The Impact of Breast Cancer Treatment on Fertility
Breast cancer is a challenging diagnosis faced by 1 in 8 American women. Understanding the link between breast cancer treatment and fertility can help you minimize risk factors and create options for pregnancy in your post-cancer life.
Fertility, or the ability of a woman to successfully get pregnant and carry a baby to term, depends on many factors. Anatomical, physiological and psychological functioning can all play a role. Damage to reproductive organs, hormone level changes or the inability to engage in sex can all result in infertility. Psychological stressors such as anxiety and depression are major contributors.
Cancer and cancer treatments can interfere with the natural fertility process, including chemotherapy and hormone therapies.
Breast cancer treatments & fertility
The method of breast cancer treatment is based on what type of cancer it is and the specific characteristics of the cancer cells, such as receptor status, and its size and whether it has metastasized. Women may have a cancer that is in situ (not spread) but still be advised to take a medication to reduce estrogen levels for several years afterward. These medications are teratogenic—they can cause malformations to an embryo—so women need to delay childbearing until they are off of them. Women who want to have a pregnancy should discuss with their oncologist the timing of all of this.
Talk to your doctor about birth control methods during treatment so pregnancy does not become an important issue.
Chemotherapy for breast cancer can be hormone-mediated or cytotoxic (directly attacks the cells). Cytotoxic chemotherapy targets cells that divide rapidly, which is a feature of most cancer. Unfortunately, the chemo medications can also attack normal cells that divide more quickly such as those in skin, hair and nails; the mucous membranes like the mouth and the digestive tract; and cells in the ovaries. Cell damage to the ovaries can affect hormone levels, ovulation, make periods irregular and even induce an early menopause.
Certain chemotherapy medications for breast cancer are more likely to cause infertility, especially if taken at higher doses or for longer duration, but the effect of chemotherapy on an individual's fertility depends on many factors, such as the type and duration of therapy, the woman's age, and her ovarian reserve (estimate of eggs). Women older than 35 are more likely to experience infertility after chemotherapy than younger women. Additionally, some hormone therapies to treat breast cancer can cause infertility by blocking or suppressing hormones, while others, like tamoxifen, can increase the risk for birth defects. This is generally while the drugs are being taken, due to their teratogenic effects, and pregnancy can be pursued once women are well off of these medications.
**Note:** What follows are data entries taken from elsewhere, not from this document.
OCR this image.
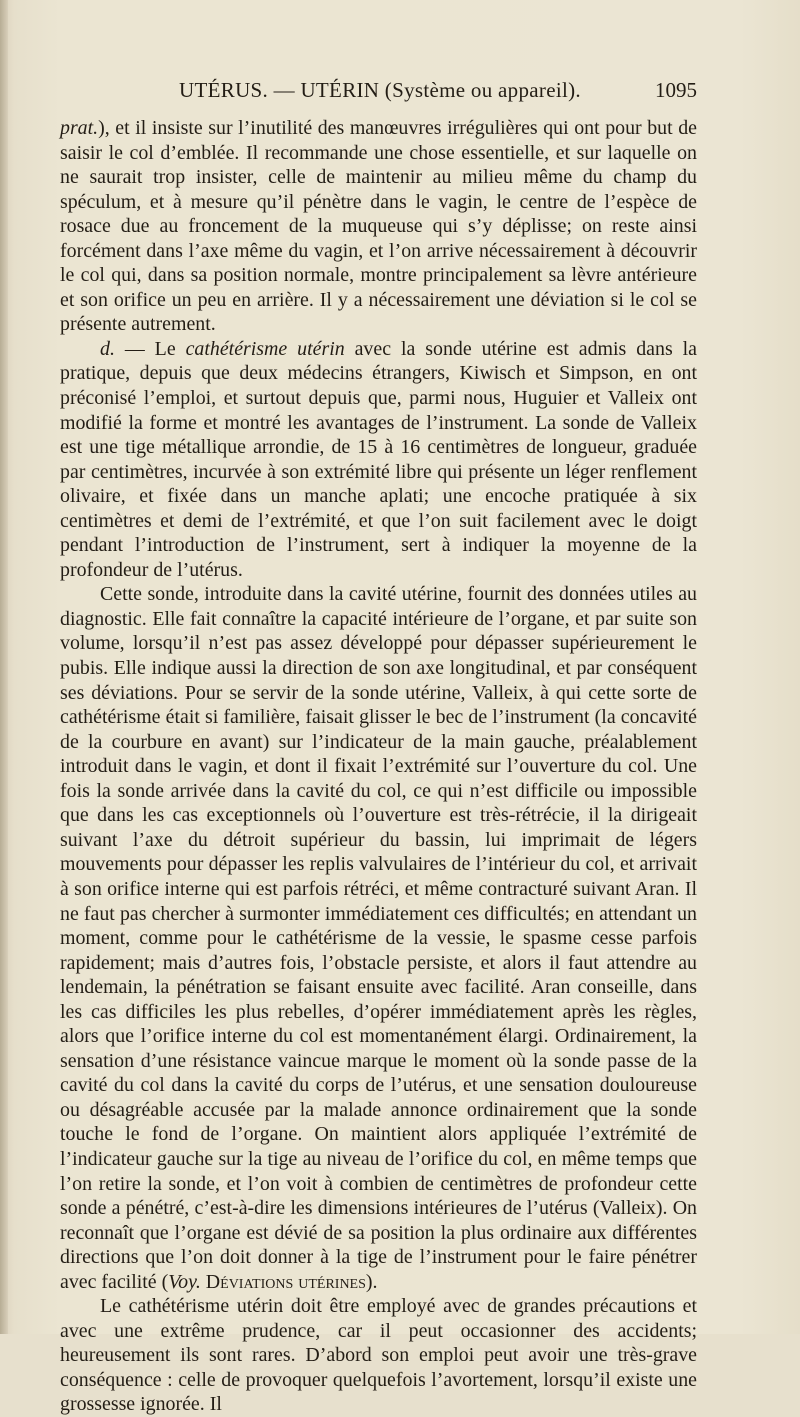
UTÉRUS. — UTÉRIN (Système ou appareil).	1095

prat.), et il insiste sur l’inutilité des manœuvres irrégulières qui ont pour but de saisir le col d’emblée. Il recommande une chose essentielle, et sur laquelle on ne saurait trop insister, celle de maintenir au milieu même du champ du spéculum, et à mesure qu’il pénètre dans le vagin, le centre de l’espèce de rosace due au froncement de la muqueuse qui s’y déplisse; on reste ainsi forcément dans l’axe même du vagin, et l’on arrive nécessairement à découvrir le col qui, dans sa position normale, montre principalement sa lèvre antérieure et son orifice un peu en arrière. Il y a nécessairement une déviation si le col se présente autrement.

d. — Le cathétérisme utérin avec la sonde utérine est admis dans la pratique, depuis que deux médecins étrangers, Kiwisch et Simpson, en ont préconisé l’emploi, et surtout depuis que, parmi nous, Huguier et Valleix ont modifié la forme et montré les avantages de l’instrument. La sonde de Valleix est une tige métallique arrondie, de 15 à 16 centimètres de longueur, graduée par centimètres, incurvée à son extrémité libre qui présente un léger renflement olivaire, et fixée dans un manche aplati; une encoche pratiquée à six centimètres et demi de l’extrémité, et que l’on suit facilement avec le doigt pendant l’introduction de l’instrument, sert à indiquer la moyenne de la profondeur de l’utérus.

Cette sonde, introduite dans la cavité utérine, fournit des données utiles au diagnostic. Elle fait connaître la capacité intérieure de l’organe, et par suite son volume, lorsqu’il n’est pas assez développé pour dépasser supérieurement le pubis. Elle indique aussi la direction de son axe longitudinal, et par conséquent ses déviations. Pour se servir de la sonde utérine, Valleix, à qui cette sorte de cathétérisme était si familière, faisait glisser le bec de l’instrument (la concavité de la courbure en avant) sur l’indicateur de la main gauche, préalablement introduit dans le vagin, et dont il fixait l’extrémité sur l’ouverture du col. Une fois la sonde arrivée dans la cavité du col, ce qui n’est difficile ou impossible que dans les cas exceptionnels où l’ouverture est très-rétrécie, il la dirigeait suivant l’axe du détroit supérieur du bassin, lui imprimait de légers mouvements pour dépasser les replis valvulaires de l’intérieur du col, et arrivait à son orifice interne qui est parfois rétréci, et même contracturé suivant Aran. Il ne faut pas chercher à surmonter immédiatement ces difficultés; en attendant un moment, comme pour le cathétérisme de la vessie, le spasme cesse parfois rapidement; mais d’autres fois, l’obstacle persiste, et alors il faut attendre au lendemain, la pénétration se faisant ensuite avec facilité. Aran conseille, dans les cas difficiles les plus rebelles, d’opérer immédiatement après les règles, alors que l’orifice interne du col est momentanément élargi. Ordinairement, la sensation d’une résistance vaincue marque le moment où la sonde passe de la cavité du col dans la cavité du corps de l’utérus, et une sensation douloureuse ou désagréable accusée par la malade annonce ordinairement que la sonde touche le fond de l’organe. On maintient alors appliquée l’extrémité de l’indicateur gauche sur la tige au niveau de l’orifice du col, en même temps que l’on retire la sonde, et l’on voit à combien de centimètres de profondeur cette sonde a pénétré, c’est-à-dire les dimensions intérieures de l’utérus (Valleix). On reconnaît que l’organe est dévié de sa position la plus ordinaire aux différentes directions que l’on doit donner à la tige de l’instrument pour le faire pénétrer avec facilité (Voy. Déviations utérines).

Le cathétérisme utérin doit être employé avec de grandes précautions et avec une extrême prudence, car il peut occasionner des accidents; heureusement ils sont rares. D’abord son emploi peut avoir une très-grave conséquence : celle de provoquer quelquefois l’avortement, lorsqu’il existe une grossesse ignorée. Il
The effects of hormone therapies can be temporary or permanent.
Keep in mind that pregnancy during chemotherapy is not safe, as the chemo drugs can cause significant damage to the fetus. Talk to your doctor about birth control methods during treatment so pregnancy does not become an important issue. Also, getting pregnant too soon after chemo can increase the risk of miscarriage and birth defects, so make sure you discuss a safe time line with your physician.
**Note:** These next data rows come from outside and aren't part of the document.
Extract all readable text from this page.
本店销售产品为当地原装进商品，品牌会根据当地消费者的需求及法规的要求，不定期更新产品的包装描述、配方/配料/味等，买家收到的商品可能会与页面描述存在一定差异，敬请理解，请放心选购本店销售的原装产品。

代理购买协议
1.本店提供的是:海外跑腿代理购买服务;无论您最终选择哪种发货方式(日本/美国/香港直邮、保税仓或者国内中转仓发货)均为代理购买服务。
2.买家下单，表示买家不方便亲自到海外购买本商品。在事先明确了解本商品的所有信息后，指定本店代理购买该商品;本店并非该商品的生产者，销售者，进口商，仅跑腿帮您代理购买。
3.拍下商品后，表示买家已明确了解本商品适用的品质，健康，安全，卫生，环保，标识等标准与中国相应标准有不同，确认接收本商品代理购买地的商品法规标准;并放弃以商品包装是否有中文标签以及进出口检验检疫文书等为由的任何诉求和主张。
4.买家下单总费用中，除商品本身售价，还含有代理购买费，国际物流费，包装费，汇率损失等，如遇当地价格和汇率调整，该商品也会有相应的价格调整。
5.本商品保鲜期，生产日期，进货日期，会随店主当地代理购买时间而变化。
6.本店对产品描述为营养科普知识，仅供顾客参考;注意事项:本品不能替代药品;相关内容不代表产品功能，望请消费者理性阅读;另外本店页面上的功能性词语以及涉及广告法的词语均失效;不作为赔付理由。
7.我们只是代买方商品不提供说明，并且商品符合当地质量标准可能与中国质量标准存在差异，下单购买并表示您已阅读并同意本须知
Despite all of those challenges, many women are still able to have a successful pregnancy after breast cancer, either unassisted or with the many reproductive technologies now available. Studies indicate that having a pregnancy after breast cancer treatment does not increase the risk of cancer recurrence.
Minimizing the impact
Discuss your fertility plans and any possible treatment impacts on fertility with your doctor as part of your cancer treatment plan. Your oncologist will be the best person to help you understand the risks and benefits of all of your treatment options and help you make the informed decision that best fits your goals. If you feel like your fertility concerns are being brushed aside, speak up. They may not understand your goals or you may have missed some critical information regarding your condition. If you still don’t feel heard then that may be time to change physicians.
An REI (reproductive endocrinology and infertility) physician is a good person to have on your team and can discuss options for preserving fertility such as cryopreservation (freezing) of eggs or embryos. Retrieving eggs for freezing does involve hormone treatment to stimulate the ovaries but, reassuringly, a 2021 study in JAMA showed no evidence of increased risk of future cancers or recurrence in women who underwent these procedures. In vitro fertilization (IVF), intrauterine insemination (IUI) and other forms of assisted reproductive technology (ART) may be options.
Coping with infertility
Sometimes, despite your best efforts, you are not able to successfully carry a pregnancy to term. Know that you are not alone; in the U.S. roughly 10 percent of women have known the pain of infertility. It does not have to define you or your family.
Experiencing breast cancer is a significant life challenge, and your body is unlikely to come through it unchanged. Reach out to family, friends and loved ones for support, and be proud of yourself for meeting the challenge head-on. Do your fertility research, consult your doctors, love yourself and stay positive.